The prover returns $z= r + xe$ to the verifier.
The verifier checks that $a^z=Ac^e$ and $b^z=Bd^e$.
Well, we then show how to use this proof to prove that some ciphertext $c'$ is the randomization of $c$.
We denote by $g$ the generator of a prime order group $G$, by ${\sf pk} \in G$ the public key, and by $m\in G$ the plaintext message.
We parse $c$ as $(c_1,c_2)=(g^r,{\sf pk}^r m)$.
To randomize $c$, Bob chooses $s$ at random and computes $c'=(c'_1,c'_2)=(c_1 g^s , c_2 {\sf pk} ^s) = (g^{r+s},{\sf pk}^{r+s} m)$.

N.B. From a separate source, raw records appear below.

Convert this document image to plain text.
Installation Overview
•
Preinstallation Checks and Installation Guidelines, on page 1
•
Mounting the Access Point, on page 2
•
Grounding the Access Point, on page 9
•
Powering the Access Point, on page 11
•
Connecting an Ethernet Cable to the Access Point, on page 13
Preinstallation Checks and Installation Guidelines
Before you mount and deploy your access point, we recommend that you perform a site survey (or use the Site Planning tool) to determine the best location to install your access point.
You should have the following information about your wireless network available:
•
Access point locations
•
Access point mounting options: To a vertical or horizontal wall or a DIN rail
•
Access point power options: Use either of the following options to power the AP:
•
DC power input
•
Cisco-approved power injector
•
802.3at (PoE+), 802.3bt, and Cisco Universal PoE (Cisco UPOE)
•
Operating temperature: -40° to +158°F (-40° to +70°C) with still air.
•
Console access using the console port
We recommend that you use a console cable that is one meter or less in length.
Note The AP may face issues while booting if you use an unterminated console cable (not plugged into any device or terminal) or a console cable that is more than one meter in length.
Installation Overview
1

To prove that $c'$ is the randomization of $c$, he proves that $\log_g(\frac{c'_1}{c_1}) = \log_{\sf pk}(\frac{c'_2}{c_2})$ using the secret $s$.
Note that this works because $\frac{c'_1}{c_1}=g^s$ and $\frac{c'_2}{c_2}={\sf pk}^s$ have the same discrete logarithm $s$ iff the ciphertext is correctly randomized.